夜中に赤ちゃんが寝るまで歩きつづけるのは当時はしんどかったけど、今おもうといい思い出になるのだからふしぎだ。こんなに苦労しているのに、当の子どもはまったくおぼえていないのだから嫌になるぜ。
読んでいるとその頃のことをいろいろとおもいだした。
抱っこしても動いていないと赤ちゃんに怒られるので、立ってだっこをしながら左右にゆらゆら揺れていた。本を読みながら。
それが日常化していたので、本屋で立ち読みをするときとか、駅のホームで本を読みながら電車を待っているときとかに、気づくと左右にゆらゆら揺れていた。知らず知らずのうちに、存在しない赤ちゃんをあやしていたのだ。
なつかしいなあ。
ぼくも育児日記を書いてたらよかったなあ。でも当時はたいへんだったからそれどころじゃなかったんだよなあ。
前半部分はただの子育てエッセイだったが、後半の「著者が里親になった経緯」はおもしろかった。
正直に言ってこの人、まったく褒められた経歴じゃないんだよね。
交際していた人が妊娠したけど婚約を破棄して結婚しなかった。元婚約者とは婚約不履行裁判になり、著者は相手に対して中絶を望んだ。だが元婚約者はひとりで出産し、著者は実子とは数回しか会っていない。
他人がとやかく言うことではないけれど、まあそれにしても「自分勝手な男だな」とおもう。ここには書かれていないいろんな事情があったのだろうけれど。
まあ自分にとって不利なことをあけすけに書いているところはえらいとおもうが……。
一度は子どもを捨てた男が、別の人と結婚して子どもに恵まれなかったから里子を引き取る……。
なんちゅうか「身勝手で無責任な話だな」とおもってしまう。かつて子どもを捨てたからって一生子どもを持ってはいけないということはないけど。人間なんてみんな身勝手なんだけど……。
でもまあ、里親になることを考えてる人からすると「こんな身勝手な人でも里親になれるんだから自分もなっていいんだ」と自信がつくよね。知らんけど。
子育てって、合理的に考えたらまったく「割に合わない」仕事だ。
肉体的にも精神的にも経済的にもコストはかかるし、当然ながら報酬なんてないし、行政からの支援なんてあってないようなものだし、子どもからはちっとも感謝されないし、おまけに労力をかけたからって望む通りに育つ保証はまったくない。
どう考えたって「やらないほうが得」だ。損得でいえば。
それでもたくさんの人が子育てをしている。ぼくも。
まあこれは本能に動かされてのものだし、人間が遺伝子の乗り物である証左なんだけど、やっぱり子どもを育てているとえも言われぬ全能感を感じられるんだよね。他ではぜったいに味わえない感覚。
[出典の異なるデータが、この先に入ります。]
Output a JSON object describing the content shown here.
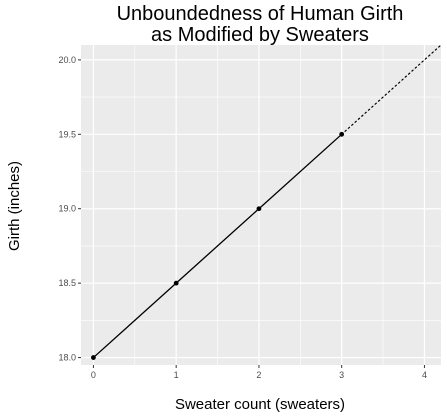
{
  "chart_data": {
    "type": "line",
    "title_lines": [
      "Unboundedness of Human Girth",
      "as Modified by Sweaters"
    ],
    "xlabel": "Sweater count (sweaters)",
    "ylabel": "Girth (inches)",
    "xlim": [
      -0.15,
      4.2
    ],
    "ylim": [
      17.95,
      20.1
    ],
    "x_ticks": [
      0,
      1,
      2,
      3,
      4
    ],
    "x_tick_labels": [
      "0",
      "1",
      "2",
      "3",
      "4"
    ],
    "y_ticks": [
      18.0,
      18.5,
      19.0,
      19.5,
      20.0
    ],
    "y_tick_labels": [
      "18.0",
      "18.5",
      "19.0",
      "19.5",
      "20.0"
    ],
    "x_minor_ticks": [
      0.5,
      1.5,
      2.5,
      3.5
    ],
    "y_minor_ticks": [
      18.25,
      18.75,
      19.25,
      19.75
    ],
    "grid": true,
    "series": [
      {
        "style": "solid",
        "markers": true,
        "x": [
          0,
          1,
          2,
          3
        ],
        "y": [
          18.0,
          18.5,
          19.0,
          19.5
        ]
      },
      {
        "style": "dotted",
        "markers": false,
        "x": [
          3,
          4.2
        ],
        "y": [
          19.5,
          20.1
        ]
      }
    ],
    "colors": {
      "panel": "#ebebeb",
      "grid": "#ffffff",
      "line": "#000000"
    }
  }
}
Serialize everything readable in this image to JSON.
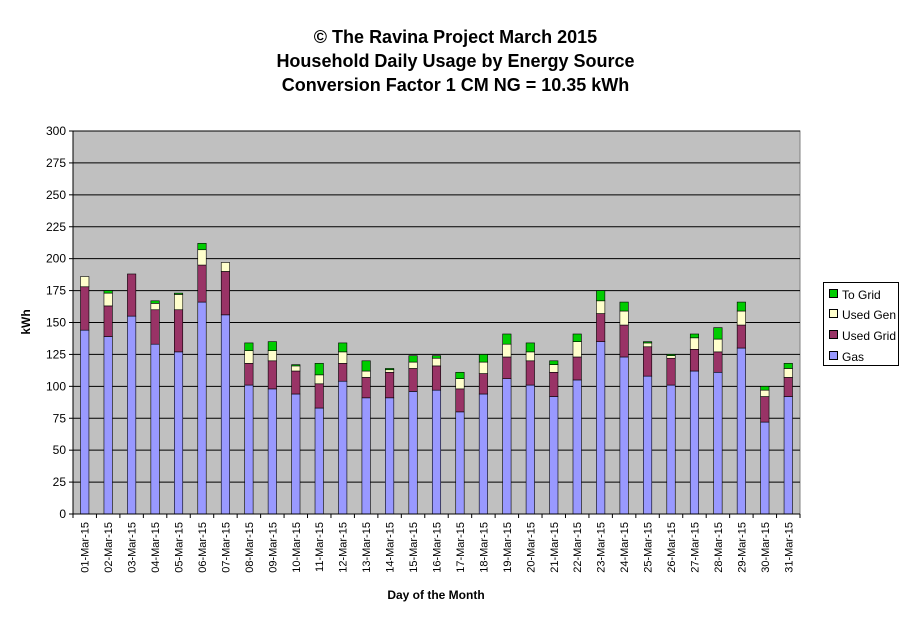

子どもの頃は、存在しているだけでかわいいかわいいと言ってもらえる。ところが成長するにつれて「成果を出す」ことが求められるようになる。お利口にしていることや、がんばって勉強することや、仕事をすることや、社会貢献をすること。求められることはどんどん難しくなる。
特におっさんなんて、何もしなければ社会の敵みたいな扱いだ。
「自分は社会から求められている、かけがえのない存在だ」と自信を持って言える中年は少ないだろう。
ところが子どもを持つと、誰でも「誰かに必要とされる存在」になれる。小さい子どもはほとんど無条件に親を必要としてくれる。親が親であるという理由で。
血がつながっていなくても、仕事をしていなくても、育児放棄していたとしても、ただそこにいるという理由で子どもは親を求める。
親にしたら、こんな快楽はない。どんなだめな自分も存在を肯定してくれる人がいるんだもの。こんなことは赤ちゃんだったとき以来だ。
人は、赤ちゃんを育てているとき、赤ちゃんだったときの喜びをもう一度味わうものなのかもしれない。